Personne ne peut aujourd’hui déterminer de manière définitive dans quelle mesure ces technologies s’imposeront d’ici 2050 et au-delà. Nous ne pouvons qu’approximer les besoins et délimiter ainsi le champ des possibilités. Dans les transports terrestres, la consommation d’énergie finale devrait être d’environ 36,4 TWh en 2050. Sur ce total, jusqu’à 19,5 TWh pourraient provenir de l’hydrogène et des gaz renouvelables.[1] Dans l’aviation, les carburants synthétiques à base d’hydrogène constituent une innovation centrale. La nouvelle loi sur le CO2 prévoit des taux de mélange croissants (en commençant par 2 % à partir de 2025), au même rythme que l’UE. Le volume du marché devrait augmenter de manière exponentielle à partir de 2030. Dans l’industrie, une étude récente[2] part du principe qu’environ 73 % de la demande énergétique actuelle est techniquement électrifiable. Dans cette hypothèse, nous aurions donc besoin de couvrir environ 27 % de la demande énergétique actuelle sous forme d’hydrogène et de gaz renouvelables, voire plutôt 30 % par mesure de prudence. L’industrie suisse a actuellement une consommation d’énergie finale d’environ 46 TWh. Il faut donc au moins 15 TWh d’énergie renouvelable sous forme de molécules par an. Cela représenterait environ 50 % de la demande actuelle de gaz de l’industrie (32 TWh). En fonction de la croissance, nous estimons qu’il faudrait plutôt 70 à 80 % de la demande actuelle de gaz.

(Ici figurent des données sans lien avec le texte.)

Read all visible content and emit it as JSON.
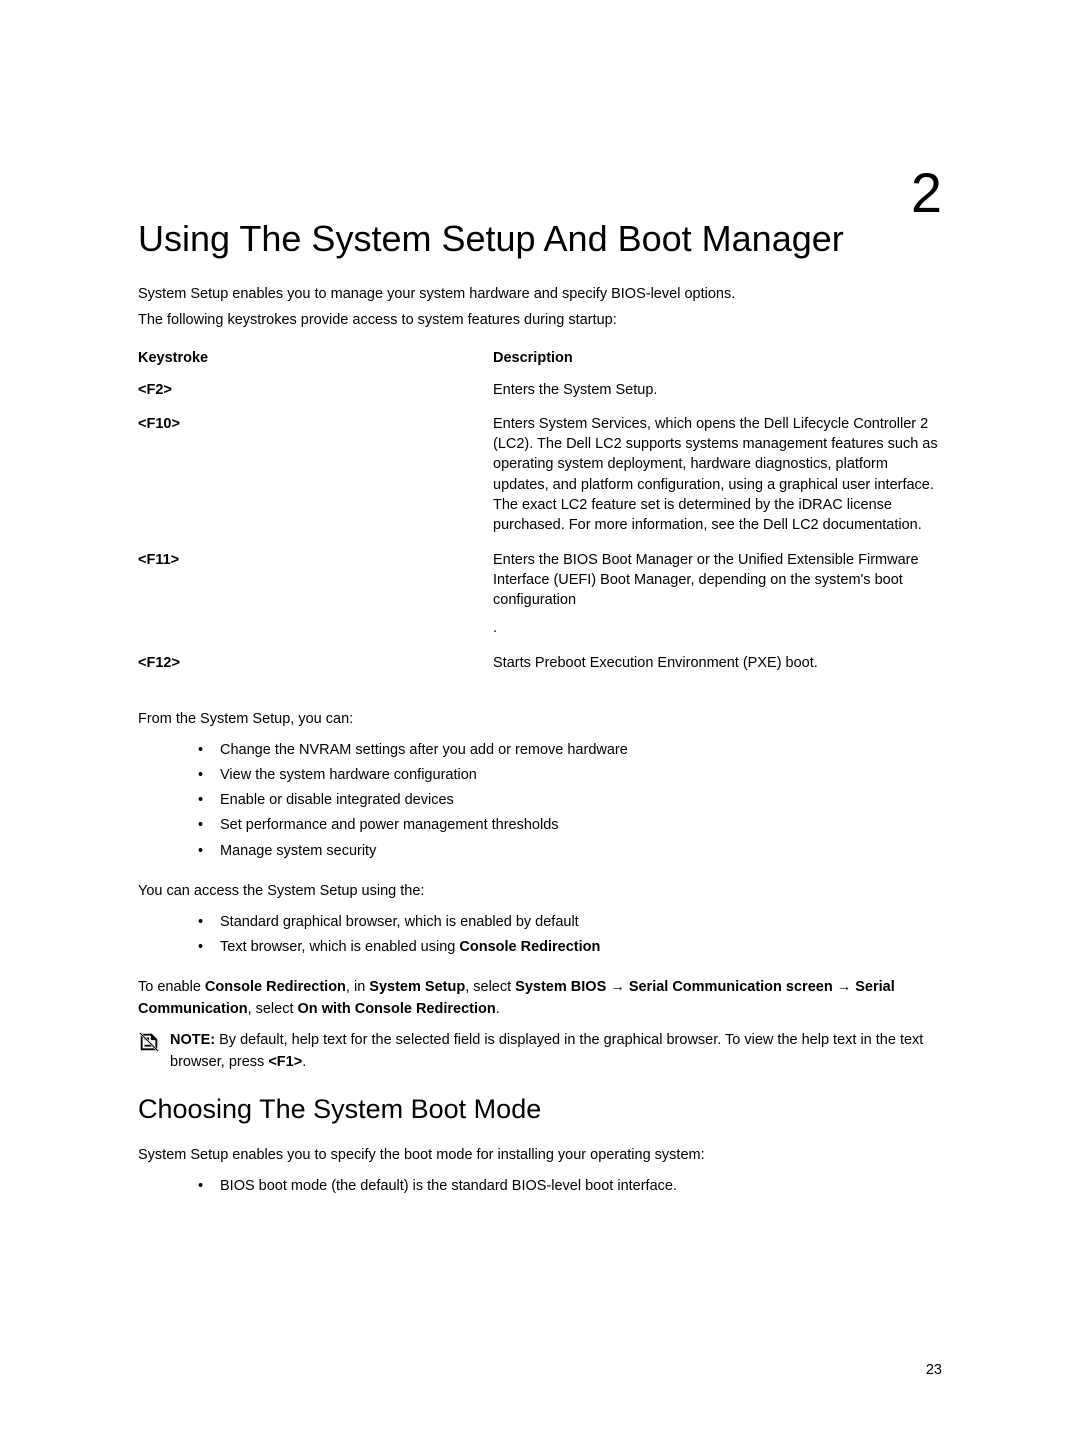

Il s’agit bien sûr de calculs simplifiés relativement approximatifs. Mais ils illustrent le fait que les molécules renouvelables joueront un rôle pertinent. En conséquence, nous devrions développer en priorité les conditions-cadres. À court terme, il s’agit de créer un cadre compatible avec la stratégie fédérale pour l’hydrogène. En outre, le raccordement de la Suisse à l’European Hydrogen Backbone et les besoins en infrastructures nationales doivent être garantis. Le démantèlement prématuré des réseaux de gaz existants, actuellement en cours dans certaines villes, devrait être reconsidéré dans ce contexte. Il faut également définir des règles du jeu (par exemple des garanties d’origine) qui rendent l’hydrogène et les autres carburants et combustibles renouvelables négociables au niveau international. Il est aujourd’hui difficile de formuler des conditions-cadres précises à moyen et long terme. Sur le fond, il est clair qu’il faut enfin une organisation stable du marché dans le domaine du gaz. Et que la Suisse doit mener une politique énergétique extérieure active afin de garantir l’accès aux molécules renouvelables provenant d’autres pays. Néanmoins, nous n’avons pas de boule de cristal. C’est pourquoi la stratégie de la Suisse doit avant tout rester adaptable et se construire de manière itérative. Nous éviterons alors également la monoculture énergétique néfaste.


[1] Estimation basée sur les perspectives énergétiques 2050+, rapport technique, pages 218-219.